Just recently, we started arranging profiles of women by profession: running a weekly series on women working in high tech, followed by entrepreneurs, then writers. I’m really looking forward to early September: I’m putting together a series on women in film (directors, screenwriters, festival directors…) that will run at the same time as the Venice Film Festival.

There are, of course, many women who don’t have “careers”–because of a disability, or because they work inside their homes, for example–are these women left out of the conversation?

The promotion of diversity is our most important goal and the issue closest to our hearts. I say “we” because the project (started in October 2009) has three amazing contributors helping me out with the profiles: Haley, Jessica and Eve – all based in the U.S., while I work from Paris, France. We often talk about this very issue: striving to diversify our profiles.

As for women who work inside their homes, yes, we have and we will continue to feature them as well. Many of the writers we interviewed are actually stay-at-home mothers, working from home. Speaking of women with disabilities, at the top of my wish list for future Q&As is actually a series on Paralympic athletes: I couldn’t think of a better example of excellence, courage and resilience.

Our objective these days is to expand the project to include older women – over the age of 60 – as well as women from literally the four corners of the world.
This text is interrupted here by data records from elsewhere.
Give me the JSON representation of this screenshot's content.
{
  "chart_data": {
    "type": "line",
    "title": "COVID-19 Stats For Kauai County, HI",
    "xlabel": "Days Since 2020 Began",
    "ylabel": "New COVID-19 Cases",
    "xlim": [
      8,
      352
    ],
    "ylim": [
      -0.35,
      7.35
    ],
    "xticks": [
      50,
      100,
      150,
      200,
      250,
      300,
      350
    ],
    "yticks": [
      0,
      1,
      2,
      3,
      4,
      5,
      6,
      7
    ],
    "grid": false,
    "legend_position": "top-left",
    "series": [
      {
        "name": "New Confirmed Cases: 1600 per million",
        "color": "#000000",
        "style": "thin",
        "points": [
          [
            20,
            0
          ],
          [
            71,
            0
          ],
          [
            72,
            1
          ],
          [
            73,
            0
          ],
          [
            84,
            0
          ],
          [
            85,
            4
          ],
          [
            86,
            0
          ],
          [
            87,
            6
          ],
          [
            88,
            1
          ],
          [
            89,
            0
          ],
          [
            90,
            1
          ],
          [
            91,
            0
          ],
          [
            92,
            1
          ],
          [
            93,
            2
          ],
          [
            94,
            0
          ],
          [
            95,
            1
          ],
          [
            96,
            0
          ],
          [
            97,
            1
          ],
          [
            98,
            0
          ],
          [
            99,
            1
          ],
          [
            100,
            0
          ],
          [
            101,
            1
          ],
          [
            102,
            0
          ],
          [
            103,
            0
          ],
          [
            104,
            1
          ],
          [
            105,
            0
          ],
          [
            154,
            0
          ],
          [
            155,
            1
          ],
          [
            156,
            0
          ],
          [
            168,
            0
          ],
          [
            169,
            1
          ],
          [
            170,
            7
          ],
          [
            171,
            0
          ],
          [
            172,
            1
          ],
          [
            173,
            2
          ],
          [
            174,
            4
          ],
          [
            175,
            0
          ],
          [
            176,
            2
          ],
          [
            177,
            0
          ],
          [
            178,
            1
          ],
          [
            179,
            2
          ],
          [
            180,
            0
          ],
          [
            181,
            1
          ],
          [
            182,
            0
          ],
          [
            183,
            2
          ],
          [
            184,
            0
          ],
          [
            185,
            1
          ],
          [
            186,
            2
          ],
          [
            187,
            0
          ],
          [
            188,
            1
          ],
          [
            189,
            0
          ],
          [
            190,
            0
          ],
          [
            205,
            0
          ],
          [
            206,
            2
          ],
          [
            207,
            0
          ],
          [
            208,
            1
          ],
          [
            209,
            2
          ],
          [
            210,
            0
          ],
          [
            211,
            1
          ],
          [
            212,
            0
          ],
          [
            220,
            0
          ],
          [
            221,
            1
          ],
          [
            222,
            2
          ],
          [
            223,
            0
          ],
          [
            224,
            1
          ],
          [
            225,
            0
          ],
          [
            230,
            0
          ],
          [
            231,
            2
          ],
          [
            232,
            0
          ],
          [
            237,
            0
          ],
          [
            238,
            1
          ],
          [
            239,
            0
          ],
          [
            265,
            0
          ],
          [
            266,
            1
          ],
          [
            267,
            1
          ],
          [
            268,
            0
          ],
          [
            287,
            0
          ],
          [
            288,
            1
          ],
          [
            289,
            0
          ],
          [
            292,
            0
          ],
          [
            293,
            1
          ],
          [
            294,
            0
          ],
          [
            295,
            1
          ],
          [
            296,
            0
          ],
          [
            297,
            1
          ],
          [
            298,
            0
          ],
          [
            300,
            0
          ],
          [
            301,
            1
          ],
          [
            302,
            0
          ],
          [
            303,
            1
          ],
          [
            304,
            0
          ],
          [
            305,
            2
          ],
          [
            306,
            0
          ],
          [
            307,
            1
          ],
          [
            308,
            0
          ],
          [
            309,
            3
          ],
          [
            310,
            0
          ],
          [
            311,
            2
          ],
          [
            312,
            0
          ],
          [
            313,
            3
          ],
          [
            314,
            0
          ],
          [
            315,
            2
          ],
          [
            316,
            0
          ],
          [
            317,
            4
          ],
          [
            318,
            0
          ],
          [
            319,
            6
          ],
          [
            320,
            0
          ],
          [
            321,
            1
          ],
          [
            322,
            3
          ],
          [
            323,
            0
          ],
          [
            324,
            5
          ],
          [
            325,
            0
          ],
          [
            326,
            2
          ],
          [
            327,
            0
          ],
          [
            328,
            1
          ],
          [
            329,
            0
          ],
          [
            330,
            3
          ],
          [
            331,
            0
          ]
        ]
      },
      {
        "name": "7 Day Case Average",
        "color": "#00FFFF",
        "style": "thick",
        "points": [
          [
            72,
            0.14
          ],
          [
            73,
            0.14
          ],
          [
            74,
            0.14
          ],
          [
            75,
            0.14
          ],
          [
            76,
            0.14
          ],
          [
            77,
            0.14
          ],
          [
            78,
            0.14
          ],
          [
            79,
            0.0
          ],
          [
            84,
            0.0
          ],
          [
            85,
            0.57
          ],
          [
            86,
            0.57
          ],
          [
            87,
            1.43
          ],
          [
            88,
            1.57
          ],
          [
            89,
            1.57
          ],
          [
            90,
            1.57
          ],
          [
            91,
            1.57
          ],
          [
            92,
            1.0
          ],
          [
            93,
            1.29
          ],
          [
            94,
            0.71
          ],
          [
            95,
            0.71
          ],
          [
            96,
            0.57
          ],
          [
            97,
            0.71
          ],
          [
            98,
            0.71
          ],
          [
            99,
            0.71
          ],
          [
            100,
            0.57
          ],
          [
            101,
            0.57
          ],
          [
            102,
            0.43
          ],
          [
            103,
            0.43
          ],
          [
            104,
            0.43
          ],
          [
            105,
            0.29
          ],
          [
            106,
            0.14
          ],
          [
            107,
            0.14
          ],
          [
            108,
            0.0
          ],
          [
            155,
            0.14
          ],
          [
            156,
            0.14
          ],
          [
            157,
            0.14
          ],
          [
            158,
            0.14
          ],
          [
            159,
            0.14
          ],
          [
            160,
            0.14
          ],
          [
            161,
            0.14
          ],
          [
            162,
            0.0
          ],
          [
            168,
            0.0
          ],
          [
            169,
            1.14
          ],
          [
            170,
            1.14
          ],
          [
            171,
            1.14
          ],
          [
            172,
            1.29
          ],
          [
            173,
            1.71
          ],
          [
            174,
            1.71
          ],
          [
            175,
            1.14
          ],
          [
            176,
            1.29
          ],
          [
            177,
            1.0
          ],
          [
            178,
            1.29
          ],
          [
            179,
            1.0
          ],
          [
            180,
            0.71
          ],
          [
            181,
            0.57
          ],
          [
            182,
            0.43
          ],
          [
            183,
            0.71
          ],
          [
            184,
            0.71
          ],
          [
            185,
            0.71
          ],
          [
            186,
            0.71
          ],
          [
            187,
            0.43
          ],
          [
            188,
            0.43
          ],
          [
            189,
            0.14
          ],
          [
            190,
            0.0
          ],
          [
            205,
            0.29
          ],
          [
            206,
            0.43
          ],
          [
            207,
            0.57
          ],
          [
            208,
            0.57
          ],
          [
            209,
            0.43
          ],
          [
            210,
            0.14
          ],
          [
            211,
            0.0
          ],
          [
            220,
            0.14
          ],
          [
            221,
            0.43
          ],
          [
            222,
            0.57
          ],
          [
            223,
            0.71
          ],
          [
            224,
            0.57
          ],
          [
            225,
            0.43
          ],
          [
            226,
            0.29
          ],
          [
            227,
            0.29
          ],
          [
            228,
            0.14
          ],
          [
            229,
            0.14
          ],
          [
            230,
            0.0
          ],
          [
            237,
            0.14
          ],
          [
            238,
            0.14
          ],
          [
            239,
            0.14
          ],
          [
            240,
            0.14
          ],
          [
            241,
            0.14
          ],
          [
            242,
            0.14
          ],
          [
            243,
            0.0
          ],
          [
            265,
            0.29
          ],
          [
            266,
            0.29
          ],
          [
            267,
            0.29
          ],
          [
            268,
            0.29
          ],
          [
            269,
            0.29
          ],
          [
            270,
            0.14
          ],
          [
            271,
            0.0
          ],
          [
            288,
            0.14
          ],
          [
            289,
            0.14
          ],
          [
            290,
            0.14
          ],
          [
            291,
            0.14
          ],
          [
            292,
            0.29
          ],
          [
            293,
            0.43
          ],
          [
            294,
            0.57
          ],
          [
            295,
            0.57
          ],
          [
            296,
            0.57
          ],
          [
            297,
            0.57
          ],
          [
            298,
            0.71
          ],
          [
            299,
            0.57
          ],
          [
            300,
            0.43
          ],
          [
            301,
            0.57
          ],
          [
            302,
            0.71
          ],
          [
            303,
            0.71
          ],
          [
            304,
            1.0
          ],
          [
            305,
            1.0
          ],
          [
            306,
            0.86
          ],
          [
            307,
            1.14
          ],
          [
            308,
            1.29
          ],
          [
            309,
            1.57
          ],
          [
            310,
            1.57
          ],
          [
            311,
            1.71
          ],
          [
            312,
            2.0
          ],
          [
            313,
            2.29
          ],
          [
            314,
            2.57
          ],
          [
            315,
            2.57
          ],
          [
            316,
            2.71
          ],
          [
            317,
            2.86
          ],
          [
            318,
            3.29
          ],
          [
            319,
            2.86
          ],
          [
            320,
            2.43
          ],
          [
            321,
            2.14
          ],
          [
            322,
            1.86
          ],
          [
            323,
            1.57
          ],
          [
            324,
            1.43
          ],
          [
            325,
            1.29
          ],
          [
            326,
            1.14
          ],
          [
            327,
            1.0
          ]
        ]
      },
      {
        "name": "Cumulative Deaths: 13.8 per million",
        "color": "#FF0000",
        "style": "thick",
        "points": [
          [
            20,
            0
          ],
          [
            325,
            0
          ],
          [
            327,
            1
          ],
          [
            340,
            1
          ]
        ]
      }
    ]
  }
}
Upcoming profiles will include entrepreneurs from Africa, India, the Middle East, and Latin America.

That said, No Country for Young Women’s goal has always been to “connect women across generations and nationalities on the topic of their careers” so we will continue to do so.

So is it “No Country for Young Women,” or “No Country for Young and Old Women?” The site says the latter, but you tend to use the former. 

The title “No Country for Young (and Old) Women” is the original one – it has been this way since day 1. I wanted to be as inclusive as possible and send the clear message that we would be covering the lives and stories of women of all ages.

I registered the domain name www.nocountryforyoungwomen.com for practical
reasons: the URL www.nocountryforyoungandoldwomen.com would have been too
long and convoluted

I love that you ask about mentors–what kind of answers have you been getting for that?

In American culture there is a strong belief – and fascination towards – the idea of self-made men (and women). What No Country for Young Women has taught me so far is the paramount importance of teachers, mentors and trusted advisers. This is something that comes up in virtually every profile.

What is the connection between the Twitter feed and the site? They kind of feel like two different things–the feed is so topical and political, while the blog is more thoughtful and descriptive.

The main purpose of the website is to offer a clean, simple, streamlined experience: to browse through profiles of women by their age, country of origin, profession, or type of post (video or text). On the other hand, through the project’s Twitter feed, I am able to interact with like-minded individuals and to post links to stories about women and their careers. The Twitter feed may feel more politicized because these days there’s a lot of talk about the wage gap and the need to close it. Since the passing of the Equal Pay Act in 1963, women are still making just 80 cents for each dollar a man makes. This occurs in most other countries around the world. I think it’s important to remind people that we still have a long way to go.

What’s your vision for the project – will it become some kind of community platform, or an art piece, or….?
I have ambitious plans for the project. I am currently planning to raise funds to go film a series of interviews in Sweden (the country consistently at the top of gender equality rankings, year after year) and in the United Arab Emirates (where I know many young professional women doing incredible work).

This is very much an ongoing project that I envision carrying on long-term. It gives me immeasurable satisfaction, day after day, as it connects me with inspiring women from all over the world and it allows me to share their stories with a wider public.